2. “And no, don’t change the subject, cuz you’re my favourite subject, my sweet submissive subject, my loyal, royal subject”
These lines here use the word subject excessively, and the use of the word subject is used with the meaning of subject as in a topic and subject as in someone below the monarch. You can also see that King George uses the adjectives loyal and submissive to describe the subject, which is the thirteen colonies. King George believes that this is just a small rebellion and that the thirteen colonies will continue to be loyal and submissive after this phase.
3. “Cuz when push comes to shove, I will kill your friends and family to remind you of my love”
This line is the warning blatantly stated in this song/letter. From the perspective of King George, he is showing the thirteen colonies how far he will go in order to secure their loyalty and love. Almost like an obsessive boyfriend, King George is warning the thirteen colonies that if they continue to rebel, he will resort to drastic measures, such as killing the friends and family of the people of the thirteen colonies.
From this song, the thematic statement that I pulled away was:
In order to judge someone or something, it’s best to understand different perspectives first. Don’t judge if you’re disconnected. You may not know what’s going on.

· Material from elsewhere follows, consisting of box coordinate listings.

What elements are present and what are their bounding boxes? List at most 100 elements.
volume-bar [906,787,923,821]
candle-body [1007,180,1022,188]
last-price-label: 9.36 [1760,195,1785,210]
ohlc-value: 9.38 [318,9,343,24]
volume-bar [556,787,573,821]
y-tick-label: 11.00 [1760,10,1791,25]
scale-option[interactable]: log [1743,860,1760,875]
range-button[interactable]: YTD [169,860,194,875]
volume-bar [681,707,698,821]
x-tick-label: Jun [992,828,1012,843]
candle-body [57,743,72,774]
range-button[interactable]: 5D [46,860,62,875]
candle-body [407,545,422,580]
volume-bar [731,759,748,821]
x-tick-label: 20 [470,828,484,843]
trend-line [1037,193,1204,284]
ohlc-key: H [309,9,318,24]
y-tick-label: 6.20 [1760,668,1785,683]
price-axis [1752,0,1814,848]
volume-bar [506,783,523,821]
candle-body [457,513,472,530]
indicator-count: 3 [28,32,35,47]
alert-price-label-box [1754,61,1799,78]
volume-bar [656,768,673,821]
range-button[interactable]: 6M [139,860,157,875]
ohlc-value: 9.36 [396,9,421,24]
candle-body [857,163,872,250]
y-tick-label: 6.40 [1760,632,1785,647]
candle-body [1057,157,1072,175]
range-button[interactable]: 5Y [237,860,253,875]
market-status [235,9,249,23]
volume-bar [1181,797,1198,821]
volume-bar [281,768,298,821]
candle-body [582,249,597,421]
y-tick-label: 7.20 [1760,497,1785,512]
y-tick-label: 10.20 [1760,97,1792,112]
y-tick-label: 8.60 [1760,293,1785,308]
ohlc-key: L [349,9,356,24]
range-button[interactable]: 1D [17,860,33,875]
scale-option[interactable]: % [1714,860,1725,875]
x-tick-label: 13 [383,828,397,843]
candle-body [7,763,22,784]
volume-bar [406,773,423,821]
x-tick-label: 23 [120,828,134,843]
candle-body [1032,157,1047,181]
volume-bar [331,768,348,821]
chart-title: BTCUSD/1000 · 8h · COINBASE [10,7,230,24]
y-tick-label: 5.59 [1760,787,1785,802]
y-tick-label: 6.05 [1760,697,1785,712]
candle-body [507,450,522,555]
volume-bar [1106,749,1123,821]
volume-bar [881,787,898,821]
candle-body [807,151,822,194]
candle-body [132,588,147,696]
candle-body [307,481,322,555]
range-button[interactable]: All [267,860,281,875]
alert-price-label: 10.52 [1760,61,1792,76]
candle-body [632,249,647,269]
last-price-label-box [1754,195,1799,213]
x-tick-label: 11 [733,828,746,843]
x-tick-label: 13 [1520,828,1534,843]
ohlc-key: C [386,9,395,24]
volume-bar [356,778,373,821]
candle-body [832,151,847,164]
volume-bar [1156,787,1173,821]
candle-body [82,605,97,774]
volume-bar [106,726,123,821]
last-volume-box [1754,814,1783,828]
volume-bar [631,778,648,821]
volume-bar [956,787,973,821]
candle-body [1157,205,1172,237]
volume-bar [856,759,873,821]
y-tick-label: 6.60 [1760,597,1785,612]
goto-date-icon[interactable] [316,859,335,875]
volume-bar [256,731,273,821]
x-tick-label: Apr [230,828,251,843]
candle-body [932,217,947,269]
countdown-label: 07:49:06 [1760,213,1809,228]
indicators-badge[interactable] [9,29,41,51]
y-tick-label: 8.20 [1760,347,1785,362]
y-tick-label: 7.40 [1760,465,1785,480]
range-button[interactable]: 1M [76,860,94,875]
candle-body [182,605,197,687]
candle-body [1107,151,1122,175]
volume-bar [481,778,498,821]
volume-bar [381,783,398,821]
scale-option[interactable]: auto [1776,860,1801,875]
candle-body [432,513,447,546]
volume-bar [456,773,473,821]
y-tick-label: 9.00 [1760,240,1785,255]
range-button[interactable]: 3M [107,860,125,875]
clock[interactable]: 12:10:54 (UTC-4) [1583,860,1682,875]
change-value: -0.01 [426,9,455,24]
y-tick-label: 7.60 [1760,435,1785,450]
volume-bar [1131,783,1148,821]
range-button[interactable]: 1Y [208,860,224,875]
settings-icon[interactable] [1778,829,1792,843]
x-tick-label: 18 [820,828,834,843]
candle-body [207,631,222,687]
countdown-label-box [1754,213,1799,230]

The reason I decided on this theme is that the British did not look at things from the perspective of the thirteen colonies. The thirteen colonies wanted taxation with representation, and if the British had understood that and had tried to look at things from the perspective of the thirteen colonies, this revolution may not have been caused in the first place.
Overall, the song You’ll be Back is one I thoroughly enjoy, and I’ve learned a lot of the historical context behind it. I hope that I continuously draw knowledge from these wonderful songs with amazing vocals. If you haven’t listened to Hamilton yet, I highly suggest you do.
P.S The animatics are 12/10. Watch them!!